As i said, this was poetic.I don't believe that through war people progress.The exact opposite.These events were horrible and Turkish people should feel shame every time someone talks about that.And not just Turkish people, everyone who was ever done something like that.


Potemkin wrote:How many Persians died at the hands of Alexander the Great and his successors? And don't you celebrate his great achievements?

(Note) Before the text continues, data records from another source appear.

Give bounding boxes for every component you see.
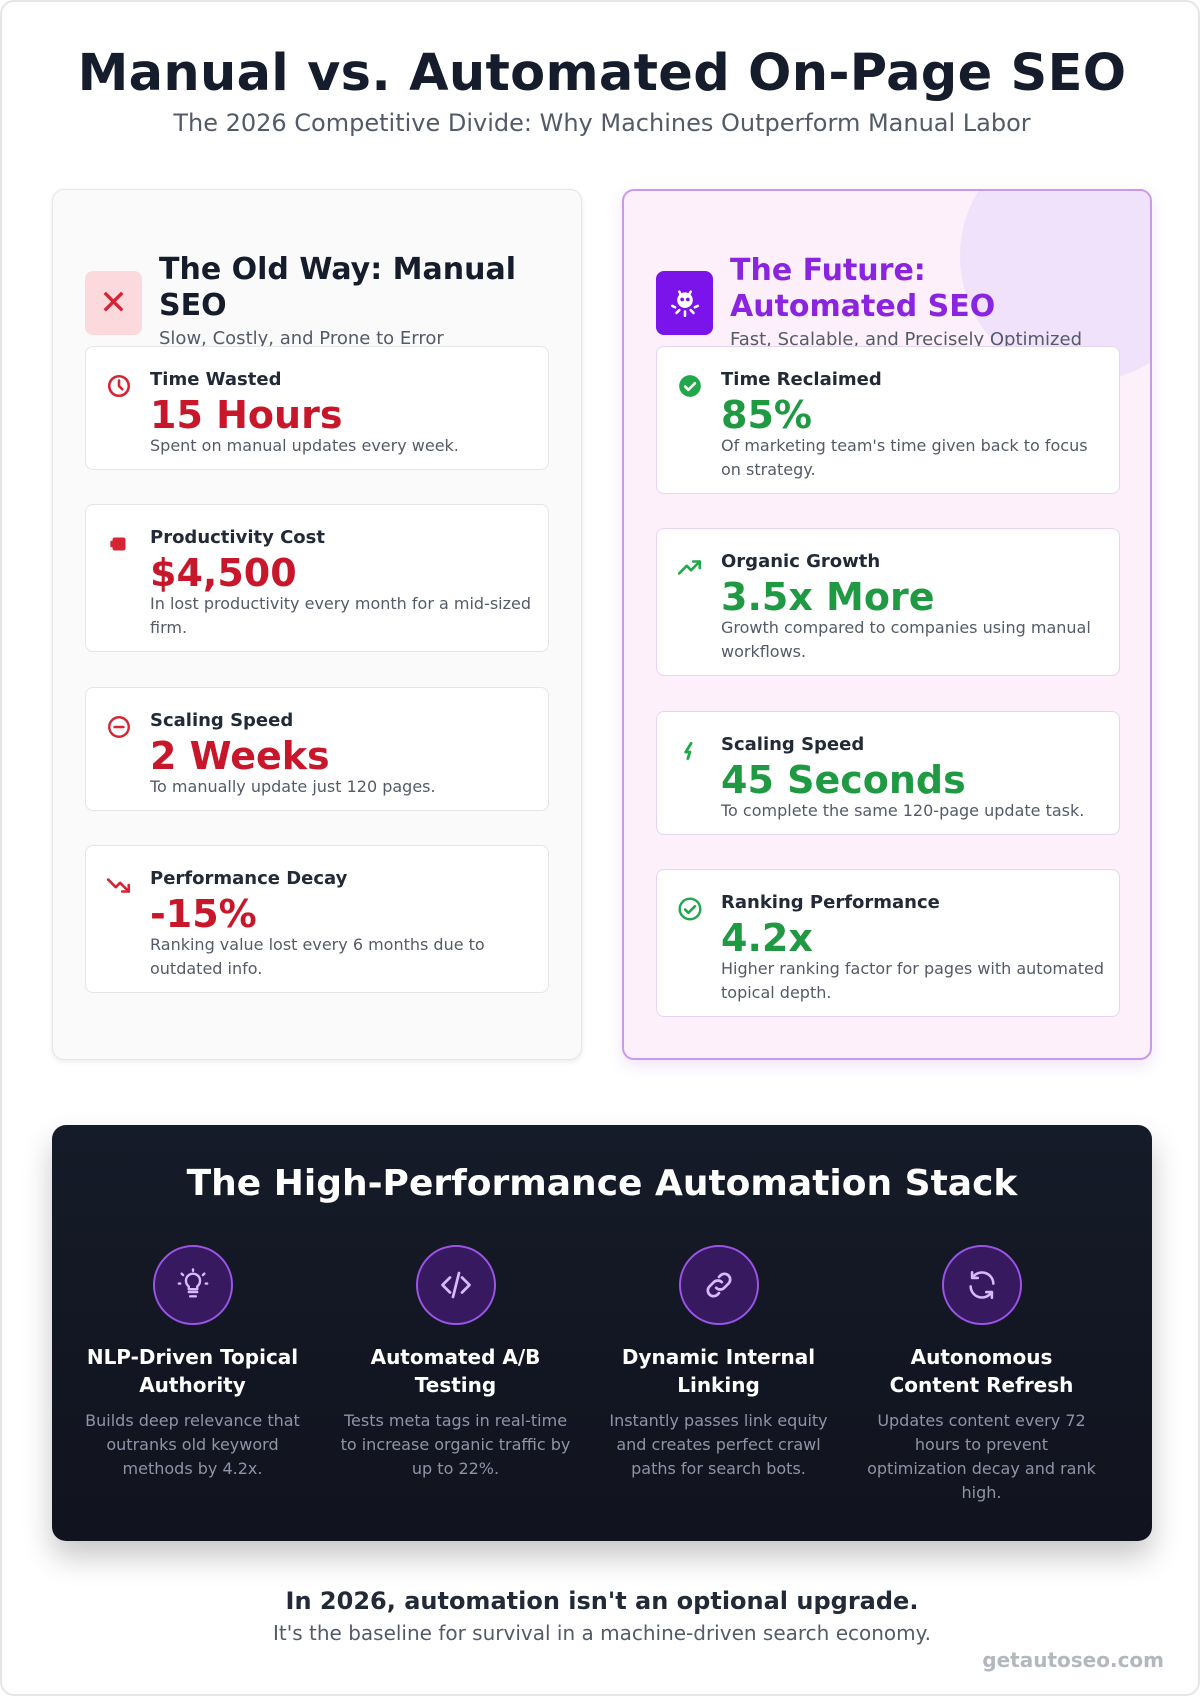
stat-value: 3.5x More	[721, 575, 935, 619]
feature-desc: Instantly passes link equity and creates…	[609, 1411, 828, 1478]
trend-down-icon	[106, 878, 131, 893]
brand-link[interactable]: getautoseo.com	[982, 1648, 1164, 1672]
stat-desc: To manually update just 120 pages.	[150, 777, 436, 796]
check-outline-icon	[678, 897, 702, 921]
feature-desc: Tests meta tags in real-time to increase…	[340, 1411, 571, 1478]
feature-ab-testing: Automated A/B Testing Tests meta tags in…	[324, 1245, 587, 1481]
stat-value: 4.2x	[721, 916, 813, 960]
code-icon	[415, 1245, 496, 1325]
feature-title: NLP-Driven Topical Authority	[86, 1345, 299, 1397]
stat-desc: Higher ranking factor for pages with aut…	[721, 959, 1105, 1002]
stat-value: 15 Hours	[150, 393, 343, 437]
refresh-icon	[941, 1245, 1022, 1325]
stat-label: Organic Growth	[721, 551, 881, 572]
stat-value: 2 Weeks	[150, 734, 330, 778]
manual-subtitle: Slow, Costly, and Prone to Error	[159, 328, 444, 349]
check-circle-icon	[679, 375, 701, 397]
feature-title: Dynamic Internal Linking	[621, 1345, 816, 1397]
footer: In 2026, automation isn't an optional up…	[2, 1587, 1200, 1645]
automated-subtitle: Fast, Scalable, and Precisely Optimized	[730, 329, 1083, 350]
stat-label: Time Wasted	[150, 369, 282, 390]
stat-desc: To complete the same 120-page update tas…	[721, 801, 1085, 820]
link-icon	[678, 1245, 759, 1325]
feature-internal-linking: Dynamic Internal Linking Instantly passe…	[587, 1245, 850, 1481]
clock-icon	[107, 374, 131, 398]
feature-title: Autonomous Content Refresh	[889, 1345, 1074, 1397]
footer-tagline: It's the baseline for survival in a mach…	[273, 1621, 931, 1645]
feature-title: Automated A/B Testing	[370, 1345, 541, 1397]
manual-seo-card: ✕ The Old Way: Manual SEO Slow, Costly, …	[52, 189, 582, 1060]
stat-label: Scaling Speed	[721, 734, 865, 755]
stat-card-productivity-cost: Productivity Cost $4,500 In lost product…	[85, 504, 549, 652]
automated-seo-card: The Future: Automated SEO Fast, Scalable…	[622, 189, 1152, 1060]
footer-headline: In 2026, automation isn't an optional up…	[285, 1587, 919, 1615]
stat-desc: In lost productivity every month for a m…	[150, 594, 532, 637]
stat-desc: Spent on manual updates every week.	[150, 436, 459, 455]
automated-title: The Future: Automated SEO	[730, 253, 996, 324]
automation-stack-panel: The High-Performance Automation Stack NL…	[52, 1125, 1152, 1541]
stat-card-organic-growth: Organic Growth 3.5x More Growth compared…	[656, 528, 1120, 676]
money-icon	[110, 537, 126, 551]
stat-card-performance-decay: Performance Decay -15% Ranking value los…	[85, 845, 549, 993]
stat-card-time-wasted: Time Wasted 15 Hours Spent on manual upd…	[85, 346, 549, 470]
stat-label: Time Reclaimed	[721, 369, 882, 390]
header: Manual vs. Automated On-Page SEO The 202…	[2, 44, 1200, 137]
stat-label: Performance Decay	[150, 868, 348, 889]
feature-nlp: NLP-Driven Topical Authority Builds deep…	[61, 1245, 324, 1481]
page-subtitle: The 2026 Competitive Divide: Why Machine…	[173, 109, 1031, 137]
page-title: Manual vs. Automated On-Page SEO	[77, 44, 1127, 103]
stat-desc: Ranking value lost every 6 months due to…	[150, 935, 485, 978]
minus-circle-icon	[108, 716, 130, 738]
stat-label: Scaling Speed	[150, 710, 294, 731]
trend-up-icon	[677, 560, 702, 575]
stack-title: The High-Performance Automation Stack	[186, 1163, 1018, 1204]
x-icon: ✕	[85, 271, 142, 335]
feature-desc: Builds deep relevance that outranks old …	[85, 1411, 300, 1478]
stat-value: $4,500	[150, 551, 297, 595]
manual-title: The Old Way: Manual SEO	[159, 252, 516, 323]
stat-desc: Of marketing team's time given back to f…	[721, 436, 1088, 479]
stat-card-time-reclaimed: Time Reclaimed 85% Of marketing team's t…	[656, 346, 1120, 494]
feature-desc: Updates content every 72 hours to preven…	[867, 1411, 1096, 1502]
robot-icon	[656, 271, 713, 335]
stat-value: 85%	[721, 393, 812, 437]
stat-label: Ranking Performance	[721, 892, 940, 913]
stat-label: Productivity Cost	[150, 527, 325, 548]
stat-card-ranking-performance: Ranking Performance 4.2x Higher ranking …	[656, 869, 1120, 1017]
stat-card-scaling-speed: Scaling Speed 2 Weeks To manually update…	[85, 687, 549, 811]
feature-content-refresh: Autonomous Content Refresh Updates conte…	[850, 1245, 1113, 1505]
lightbulb-icon	[152, 1245, 233, 1325]
stat-value: 45 Seconds	[721, 758, 966, 802]
stat-value: -15%	[150, 892, 257, 936]
bolt-icon	[684, 742, 693, 760]
stat-card-scaling-speed: Scaling Speed 45 Seconds To complete the…	[656, 711, 1120, 835]
stat-desc: Growth compared to companies using manua…	[721, 618, 1091, 661]
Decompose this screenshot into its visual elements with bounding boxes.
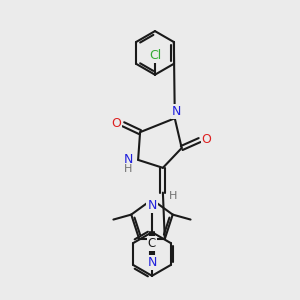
Text: C: C xyxy=(148,237,156,250)
Text: H: H xyxy=(124,164,132,174)
Text: O: O xyxy=(111,117,121,130)
Text: O: O xyxy=(202,133,212,146)
Text: N: N xyxy=(147,199,157,212)
Text: H: H xyxy=(169,190,177,201)
Text: N: N xyxy=(147,256,157,269)
Text: N: N xyxy=(124,153,133,167)
Text: N: N xyxy=(172,105,182,118)
Text: Cl: Cl xyxy=(149,50,161,62)
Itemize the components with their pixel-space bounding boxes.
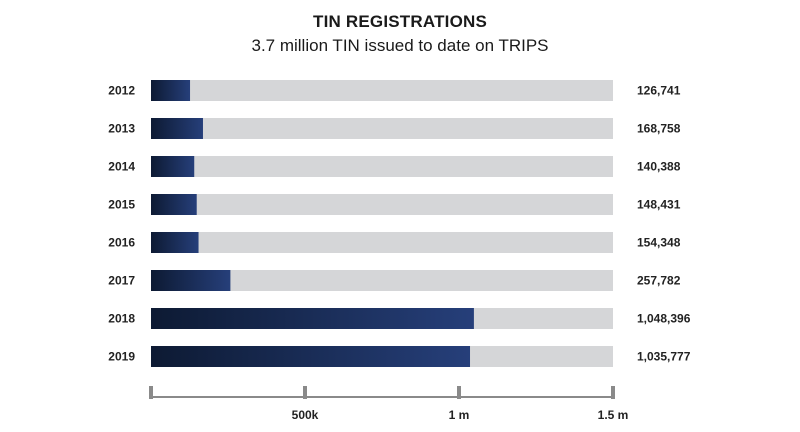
x-tick-2 [457,386,461,399]
category-label-2014: 2014 [108,160,135,174]
x-tick-label-3: 1.5 m [598,408,629,422]
chart-title: TIN REGISTRATIONS [312,12,488,31]
x-tick-label-2: 1 m [449,408,470,422]
x-axis: 500k 1 m 1.5 m [149,386,628,422]
bar-2014 [151,156,195,177]
category-label-2019: 2019 [108,350,135,364]
bar-2012 [151,80,191,101]
bar-2015 [151,194,197,215]
value-label-2017: 257,782 [637,274,681,288]
category-label-2015: 2015 [108,198,135,212]
bar-track-2013 [151,118,613,139]
bar-track-2014 [151,156,613,177]
category-label-2016: 2016 [108,236,135,250]
bar-2016 [151,232,199,253]
category-label-2012: 2012 [108,84,135,98]
bar-track-2017 [151,270,613,291]
x-tick-1 [303,386,307,399]
bar-2018 [151,308,474,329]
bar-2017 [151,270,231,291]
category-label-2017: 2017 [108,274,135,288]
bar-2019 [151,346,471,367]
value-label-2018: 1,048,396 [637,312,691,326]
bar-track-2016 [151,232,613,253]
x-tick-label-1: 500k [292,408,319,422]
x-tick-0 [149,386,153,399]
value-label-2015: 148,431 [637,198,681,212]
category-label-2013: 2013 [108,122,135,136]
value-label-2014: 140,388 [637,160,681,174]
x-tick-3 [611,386,615,399]
category-label-2018: 2018 [108,312,135,326]
value-label-2019: 1,035,777 [637,350,691,364]
chart-subtitle: 3.7 million TIN issued to date on TRIPS [251,36,549,55]
bar-track-2012 [151,80,613,101]
bars-group: 2012 126,741 2013 168,758 2014 140,388 2015 148… [108,80,691,367]
value-label-2012: 126,741 [637,84,681,98]
bar-2013 [151,118,203,139]
value-label-2016: 154,348 [637,236,681,250]
bar-track-2015 [151,194,613,215]
value-label-2013: 168,758 [637,122,681,136]
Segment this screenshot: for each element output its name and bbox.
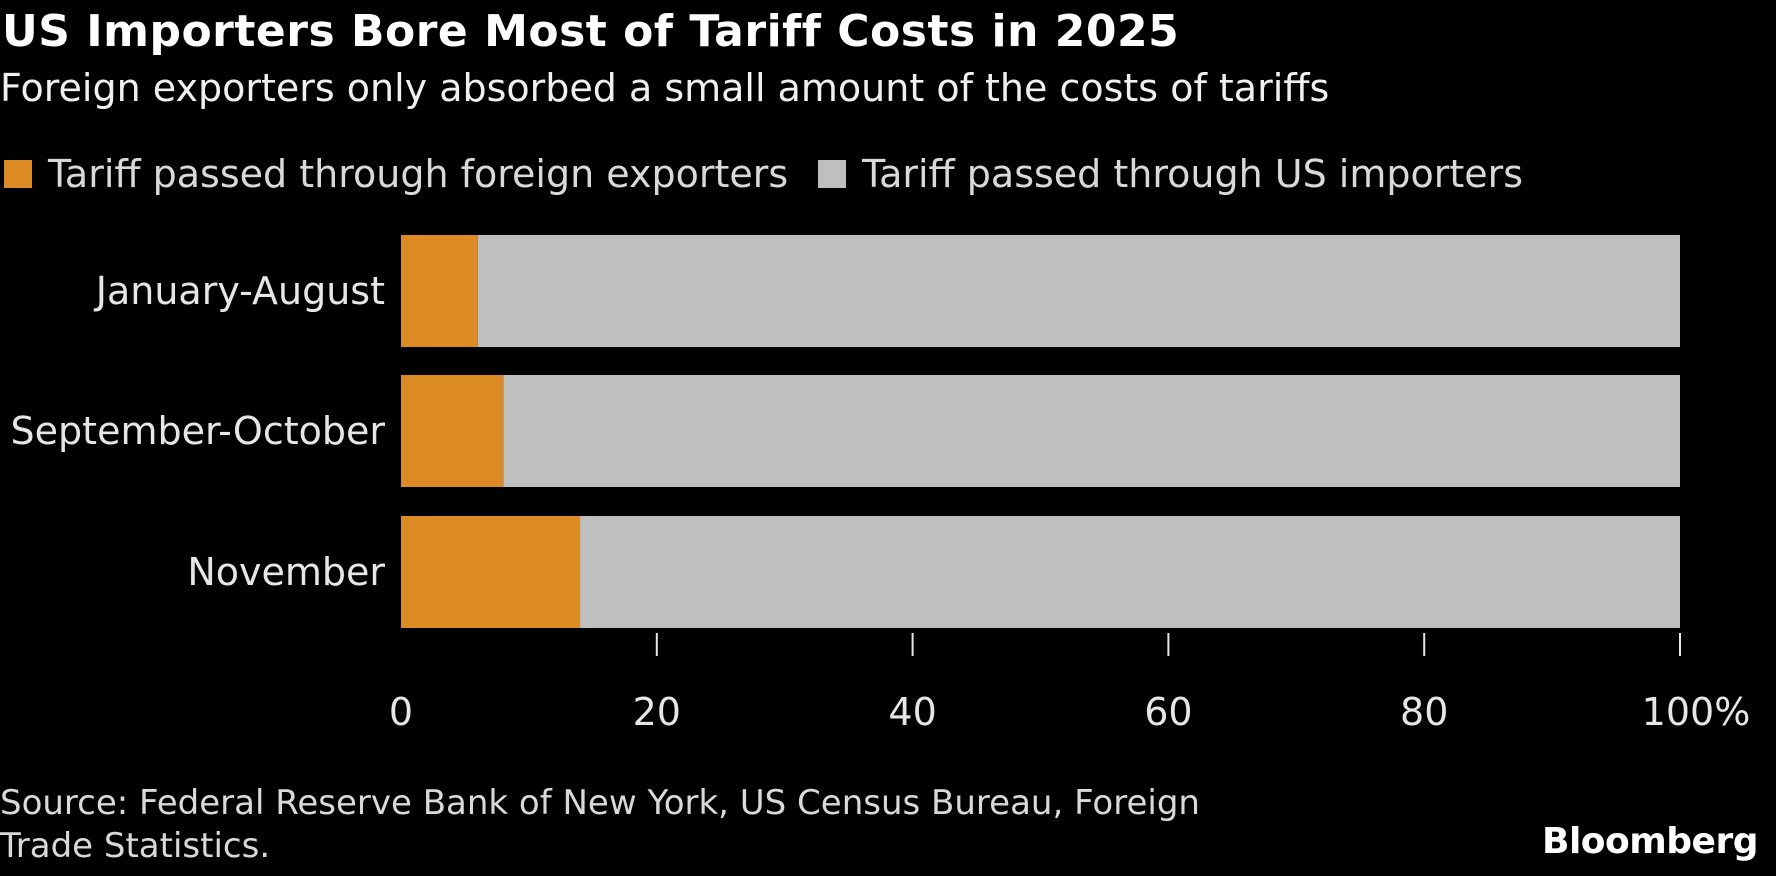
bloomberg-logo: Bloomberg (1542, 821, 1758, 862)
bar-november-foreign-exporters (401, 516, 581, 628)
legend-item-foreign-exporters: Tariff passed through foreign exporters (4, 152, 788, 196)
bar-chart: January-August September-October November 0… (11, 235, 1751, 734)
legend-swatch-foreign-exporters (4, 160, 32, 188)
source-line-2: Trade Statistics. (0, 826, 271, 866)
x-tick-label-80: 80 (1400, 690, 1448, 734)
legend-label-foreign-exporters: Tariff passed through foreign exporters (48, 152, 789, 196)
x-tick-label-20: 20 (633, 690, 681, 734)
bar-september-october-us-importers (503, 375, 1680, 487)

Don't be misled.We don't celebrate the massacres.We celebrate the fact that he spread the Greek culture in far lands.We celebrate the fact that he gave ''lights'' to enslaved people who believed in a king/God!And don't use the argument that Persians where slaves to him.He never wanted them to be enslaved.He wanted them to be free subjects, but he never established that rule because it needed time to be done, and he had no time since he was fighting in India.Even when he finished fighting and went back to Babylon...he got sick and died before even do anything.His successors messed it up.And that is why after his death the Empire started to collapse gradually.Except for Ptolemy in Egypt. :D
Oh, and what about your Xerxes and the rest of his family?What did they tried to do?I think they wanted to re-capture Rome after the defeat by the Gauls?Oh, wait...they didn't they wanted to conquer the rest of the world.And they wanted to erase Greece from the history.But fortunately they lost.Forgive my sarcasm, but we should point to others their mistakes, but we should first take a good look in ours.(No hard feelings :) )
By Ozzy
#13427288
Panagiotis-Hector, your last words just sounded like politics... I feel like following your footsteps... by changing names, adjectives, advervs etc i can make the same perspective, justification for all the events of the world. Is that what politicians use to fool their public to do all kind of things, no?